# Lucid Dreaming > Attaining Lucidity > Wake Initiated Lucid Dreams (WILD) >  >  Breathing through mouth or nose?

## Puffin

I searched this topic before but found nothing of much help.

When I sleep every night, I sleep with my mouth open. I kinda drool on the pillow a bit, but that's the only way I feel like I'm getting enough oxygen. Breathing through my nose doesn't feel adequate.

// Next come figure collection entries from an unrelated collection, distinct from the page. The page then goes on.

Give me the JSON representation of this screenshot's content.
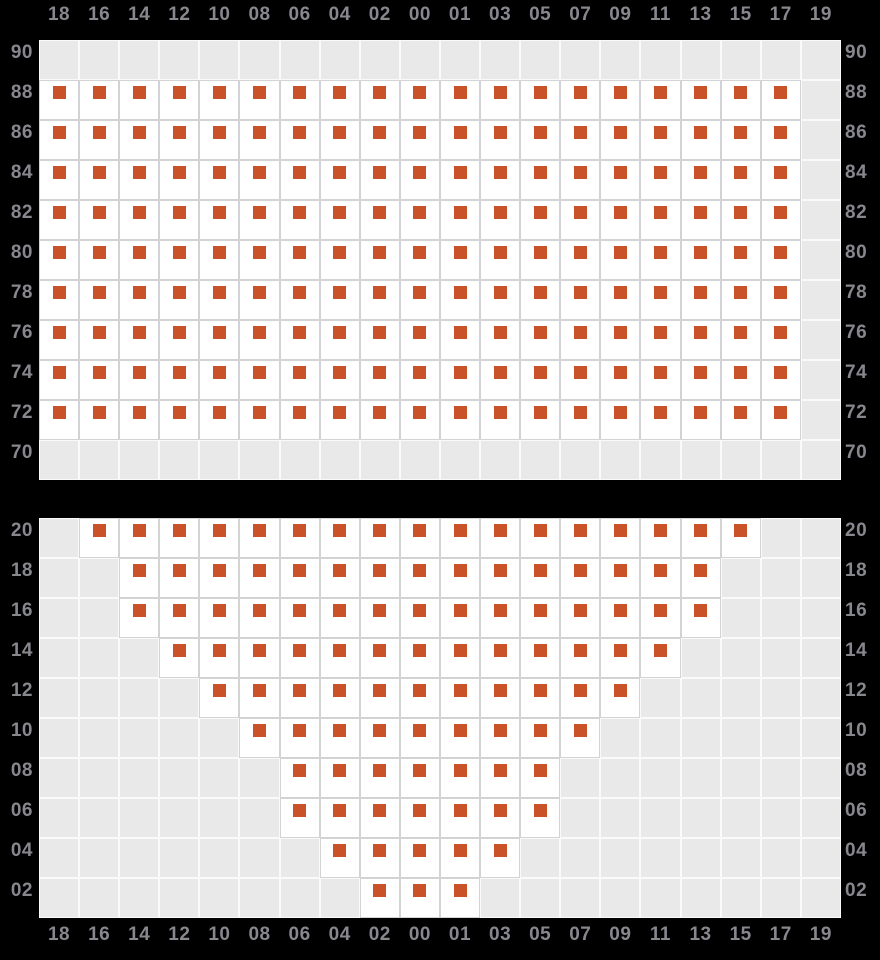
{
  "chart_data": {
    "type": "heatmap",
    "title": "",
    "columns": [
      "18",
      "16",
      "14",
      "12",
      "10",
      "08",
      "06",
      "04",
      "02",
      "00",
      "01",
      "03",
      "05",
      "07",
      "09",
      "11",
      "13",
      "15",
      "17",
      "19"
    ],
    "cell_states": {
      "0": "empty",
      "1": "marked"
    },
    "marker_shape": "square",
    "axis": {
      "top_labels": true,
      "bottom_labels": true,
      "left_labels": true,
      "right_labels": true,
      "grid": true,
      "legend": "none"
    },
    "panels": [
      {
        "name": "upper",
        "row_labels": [
          "90",
          "88",
          "86",
          "84",
          "82",
          "80",
          "78",
          "76",
          "74",
          "72",
          "70"
        ],
        "rows": [
          {
            "label": "90",
            "cells": "00000000000000000000"
          },
          {
            "label": "88",
            "cells": "11111111111111111110"
          },
          {
            "label": "86",
            "cells": "11111111111111111110"
          },
          {
            "label": "84",
            "cells": "11111111111111111110"
          },
          {
            "label": "82",
            "cells": "11111111111111111110"
          },
          {
            "label": "80",
            "cells": "11111111111111111110"
          },
          {
            "label": "78",
            "cells": "11111111111111111110"
          },
          {
            "label": "76",
            "cells": "11111111111111111110"
          },
          {
            "label": "74",
            "cells": "11111111111111111110"
          },
          {
            "label": "72",
            "cells": "11111111111111111110"
          },
          {
            "label": "70",
            "cells": "00000000000000000000"
          }
        ]
      },
      {
        "name": "lower",
        "row_labels": [
          "20",
          "18",
          "16",
          "14",
          "12",
          "10",
          "08",
          "06",
          "04",
          "02"
        ],
        "rows": [
          {
            "label": "20",
            "cells": "01111111111111111100"
          },
          {
            "label": "18",
            "cells": "00111111111111111000"
          },
          {
            "label": "16",
            "cells": "00111111111111111000"
          },
          {
            "label": "14",
            "cells": "00011111111111110000"
          },
          {
            "label": "12",
            "cells": "00001111111111100000"
          },
          {
            "label": "10",
            "cells": "00000111111111000000"
          },
          {
            "label": "08",
            "cells": "00000011111110000000"
          },
          {
            "label": "06",
            "cells": "00000011111110000000"
          },
          {
            "label": "04",
            "cells": "00000001111100000000"
          },
          {
            "label": "02",
            "cells": "00000000111000000000"
          }
        ]
      }
    ],
    "colors": {
      "background": "#000000",
      "cell_empty": "#e9e9ea",
      "cell_marked_bg": "#ffffff",
      "marker": "#ca5229",
      "label": "#87878e",
      "border_empty": "#fafafa",
      "border_marked": "#d3d3d5"
    }
  }
}
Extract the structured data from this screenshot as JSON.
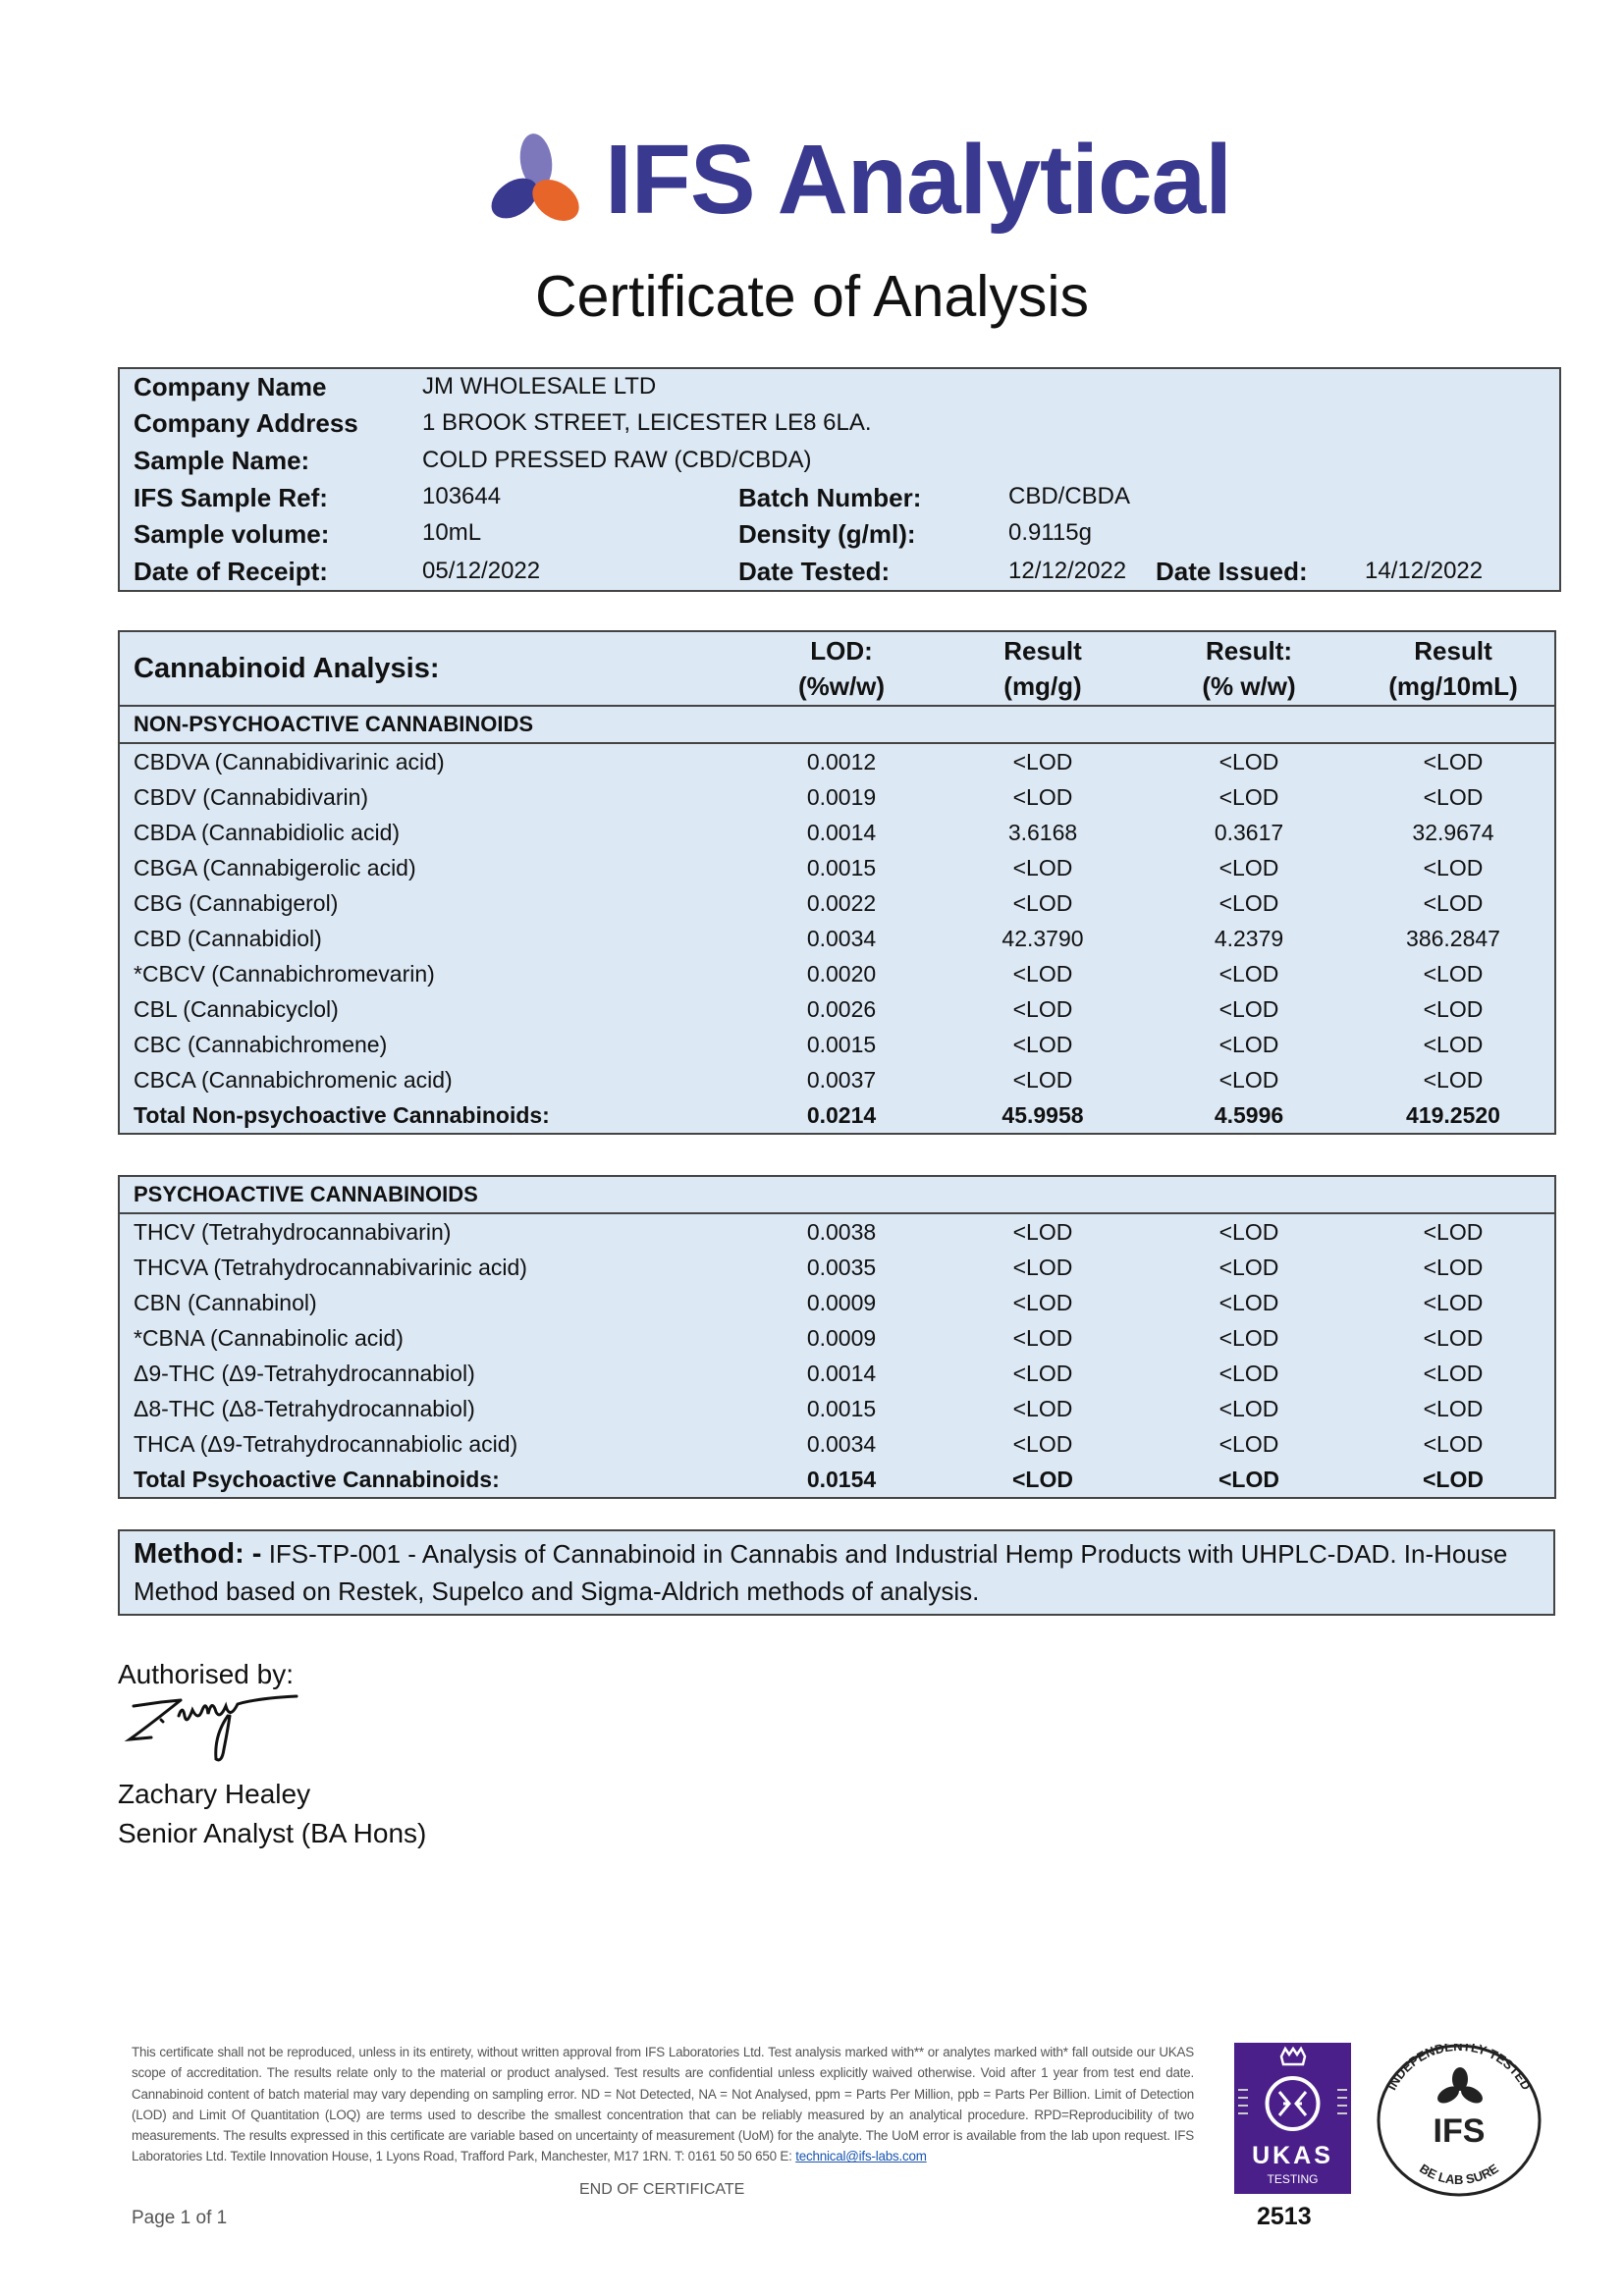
{
  "brand": {
    "name": "IFS Analytical",
    "colors": {
      "primary": "#3a3990",
      "accent": "#e8652a",
      "light": "#7d78bb"
    }
  },
  "title": "Certificate of Analysis",
  "info": {
    "company_name": {
      "label": "Company Name",
      "value": "JM WHOLESALE LTD"
    },
    "company_address": {
      "label": "Company Address",
      "value": "1 BROOK STREET, LEICESTER LE8 6LA."
    },
    "sample_name": {
      "label": "Sample Name:",
      "value": "COLD PRESSED RAW (CBD/CBDA)"
    },
    "sample_ref": {
      "label": "IFS Sample Ref:",
      "value": "103644"
    },
    "batch_number": {
      "label": "Batch Number:",
      "value": "CBD/CBDA"
    },
    "sample_volume": {
      "label": "Sample volume:",
      "value": "10mL"
    },
    "density": {
      "label": "Density (g/ml):",
      "value": "0.9115g"
    },
    "date_receipt": {
      "label": "Date of Receipt:",
      "value": "05/12/2022"
    },
    "date_tested": {
      "label": "Date Tested:",
      "value": "12/12/2022"
    },
    "date_issued": {
      "label": "Date Issued:",
      "value": "14/12/2022"
    }
  },
  "analysis": {
    "title": "Cannabinoid Analysis:",
    "columns": [
      [
        "LOD:",
        "(%w/w)"
      ],
      [
        "Result",
        "(mg/g)"
      ],
      [
        "Result:",
        "(% w/w)"
      ],
      [
        "Result",
        "(mg/10mL)"
      ]
    ],
    "non_psychoactive": {
      "heading": "NON-PSYCHOACTIVE CANNABINOIDS",
      "rows": [
        [
          "CBDVA (Cannabidivarinic acid)",
          "0.0012",
          "<LOD",
          "<LOD",
          "<LOD"
        ],
        [
          "CBDV (Cannabidivarin)",
          "0.0019",
          "<LOD",
          "<LOD",
          "<LOD"
        ],
        [
          "CBDA (Cannabidiolic acid)",
          "0.0014",
          "3.6168",
          "0.3617",
          "32.9674"
        ],
        [
          "CBGA (Cannabigerolic acid)",
          "0.0015",
          "<LOD",
          "<LOD",
          "<LOD"
        ],
        [
          "CBG (Cannabigerol)",
          "0.0022",
          "<LOD",
          "<LOD",
          "<LOD"
        ],
        [
          "CBD (Cannabidiol)",
          "0.0034",
          "42.3790",
          "4.2379",
          "386.2847"
        ],
        [
          "*CBCV (Cannabichromevarin)",
          "0.0020",
          "<LOD",
          "<LOD",
          "<LOD"
        ],
        [
          "CBL (Cannabicyclol)",
          "0.0026",
          "<LOD",
          "<LOD",
          "<LOD"
        ],
        [
          "CBC (Cannabichromene)",
          "0.0015",
          "<LOD",
          "<LOD",
          "<LOD"
        ],
        [
          "CBCA (Cannabichromenic acid)",
          "0.0037",
          "<LOD",
          "<LOD",
          "<LOD"
        ]
      ],
      "total": [
        "Total Non-psychoactive Cannabinoids:",
        "0.0214",
        "45.9958",
        "4.5996",
        "419.2520"
      ]
    },
    "psychoactive": {
      "heading": "PSYCHOACTIVE CANNABINOIDS",
      "rows": [
        [
          "THCV (Tetrahydrocannabivarin)",
          "0.0038",
          "<LOD",
          "<LOD",
          "<LOD"
        ],
        [
          "THCVA (Tetrahydrocannabivarinic acid)",
          "0.0035",
          "<LOD",
          "<LOD",
          "<LOD"
        ],
        [
          "CBN (Cannabinol)",
          "0.0009",
          "<LOD",
          "<LOD",
          "<LOD"
        ],
        [
          "*CBNA (Cannabinolic acid)",
          "0.0009",
          "<LOD",
          "<LOD",
          "<LOD"
        ],
        [
          "Δ9-THC (Δ9-Tetrahydrocannabiol)",
          "0.0014",
          "<LOD",
          "<LOD",
          "<LOD"
        ],
        [
          "Δ8-THC (Δ8-Tetrahydrocannabiol)",
          "0.0015",
          "<LOD",
          "<LOD",
          "<LOD"
        ],
        [
          "THCA (Δ9-Tetrahydrocannabiolic acid)",
          "0.0034",
          "<LOD",
          "<LOD",
          "<LOD"
        ]
      ],
      "total": [
        "Total Psychoactive Cannabinoids:",
        "0.0154",
        "<LOD",
        "<LOD",
        "<LOD"
      ]
    }
  },
  "method": {
    "label": "Method: -",
    "text": "IFS-TP-001 - Analysis of Cannabinoid in Cannabis and Industrial Hemp Products with UHPLC-DAD. In-House Method based on Restek, Supelco and Sigma-Aldrich methods of analysis."
  },
  "authorisation": {
    "label": "Authorised by:",
    "signature": "Z. Healey",
    "name": "Zachary Healey",
    "role": "Senior Analyst (BA Hons)"
  },
  "footer": {
    "disclaimer": "This certificate shall not be reproduced, unless in its entirety, without written approval from IFS Laboratories Ltd. Test analysis marked with** or analytes marked with* fall outside our UKAS scope of accreditation.  The results relate only to the material or product analysed. Test results are confidential unless explicitly waived otherwise. Void after 1 year from test end date. Cannabinoid content of batch material may vary depending on sampling error. ND = Not Detected, NA = Not Analysed, ppm = Parts Per Million, ppb = Parts Per Billion. Limit of Detection (LOD) and Limit Of Quantitation (LOQ) are terms used to describe the smallest concentration that can be reliably measured by an analytical procedure. RPD=Reproducibility of two measurements. The results expressed in this certificate are variable based on uncertainty of measurement (UoM) for the analyte. The UoM error is available from the lab upon request. IFS Laboratories Ltd. Textile Innovation House, 1 Lyons Road, Trafford Park, Manchester, M17 1RN. T: 0161 50 50 650 E: ",
    "email": "technical@ifs-labs.com",
    "end": "END OF CERTIFICATE",
    "page": "Page 1 of 1"
  },
  "badges": {
    "ukas": {
      "label": "UKAS",
      "sub": "TESTING",
      "number": "2513",
      "color": "#4b1f8a"
    },
    "seal": {
      "top": "INDEPENDENTLY TESTED",
      "center": "IFS",
      "bottom": "BE LAB SURE"
    }
  }
}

When WILDing, is it easier to breathe through your nose or mouth? Or, just whatever you normally breathe through? I feel that if it's easier through your nose, I've been creating too much work for myself. After all, WILDing as is takes a good hour or so; half hour if I've been sleeping previously.

----------


## topten35

I've been practicing mainly breathing quietly through my nose but mainly, from my diaphragm.  You should try diaphragmatic breathing, its really relaxing.  I've that mouth breathing is bad, i forgot why though.

----------


## Muggler

When I've attempted to WILD, I've always breathed through my mouth. If you breathe through your noise, you have to inhale for a longer time, and when I do this I end up moving because I can't get all of the oxygen I should be. When I breathe through my mouth, I can get more oxygen quicker, without moving around at all.

----------


## Puffin

Okay. I'm the same; I get oxygen easier through my mouth. Thanks for the replies.

----------


## horsey101

Breathing through your mouth might irritate your throat due to dust and dryness. On the other hand, small price to pay for a LD.

----------


## Tara

Whatever feels more natural. You want to be as comfortable as possible, and technically, you're _trying_ to fall asleep. Do it the way you normally would. If that means breathing through your mouth, great.

----------